どのファミレスのドリンクバーに行っても、ドリンクバーさとしがスタンバイしている。

何でだろう。

そのことに気づいてから、ファミレスに行くたびにドリンクバー付近の店員の名札を確認するようにした。
どの系列、どの店舗でも名札に「○○さとし」と書いてあった。(○○には「佐藤」など実際の苗字が入るが、わりと珍しい苗字なので伏せ字にしている)
同一人物のわけはないし、とんでもない確率でたまたま同姓同名だということなのか…。
あるいは、一人を除いて(同姓同名が三人いたら三人を除いて)「○○さとし」の名前を騙ってバイトをしているのか。そうだとして何のために? しかもなぜ、その全員がドリンクバーに張り付いているのか?

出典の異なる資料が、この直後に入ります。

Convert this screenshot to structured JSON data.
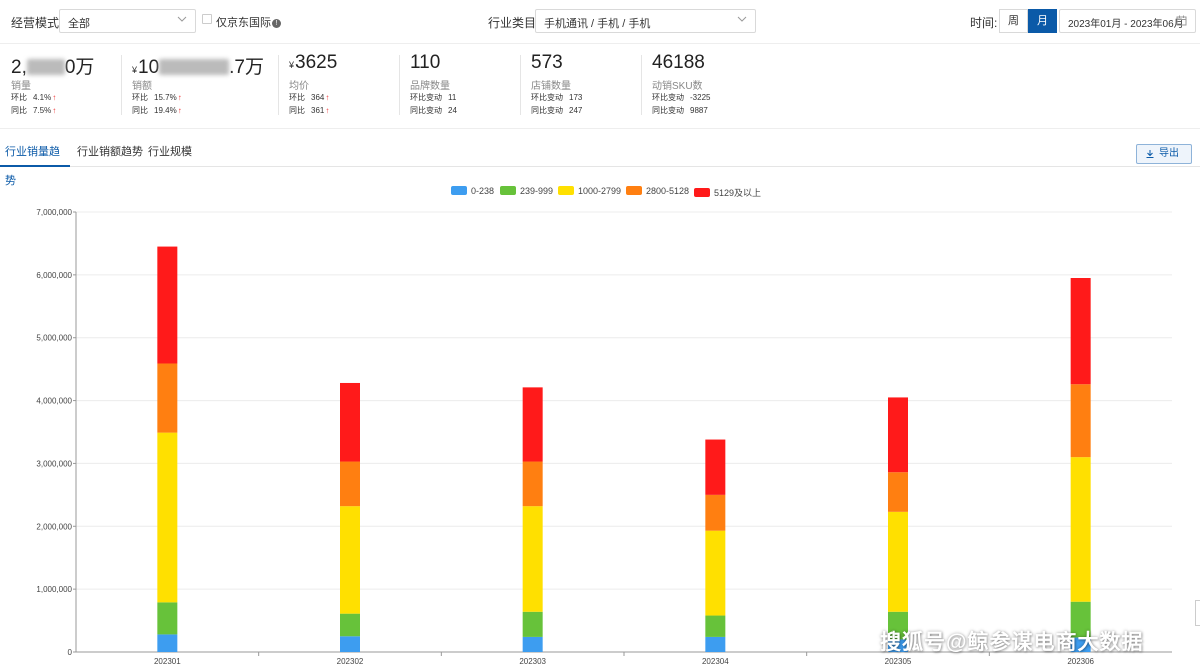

ファミレス業界のことは詳しくないが、ファミレス業界の取り決めか何かで、ドリンクバー要員は「○○さとし」とネームプレートを付けた接客する等の条項があるのかもしれない。もちろん、見て回ったドリンクバーに「○○さとし」ではなく、その店員自身の氏名と思われる名札を付けた店員もいた。この取り決めは罰則規定などのない緩やかな‘取り決め’にすぎないなのだろう。
しかし、なぜ「○○さとし」で決まったのかが疑問だ。
たとえば…、今では伝説となったドリンクバーの達人がいて、その人の名前が「○○さとし」だったからだとか、「○○さとし」はたまたま言葉の組み合わせで人の名前に思えてしまうけれども、実は業界用語でドリンクバー係を意味する言葉だったりとか…。ありそうでも、あり得なさそうでもある理由を思い浮かべてみる。

…数日後、そのネームプレートを付けた店員に訊いてみた。意外な答えが返ってきた。疑問でも何でもなかった。ちょっと考えられば分かることだったが、とんだ見当違いの道に迷い込んでしまい、もがいていただけだった。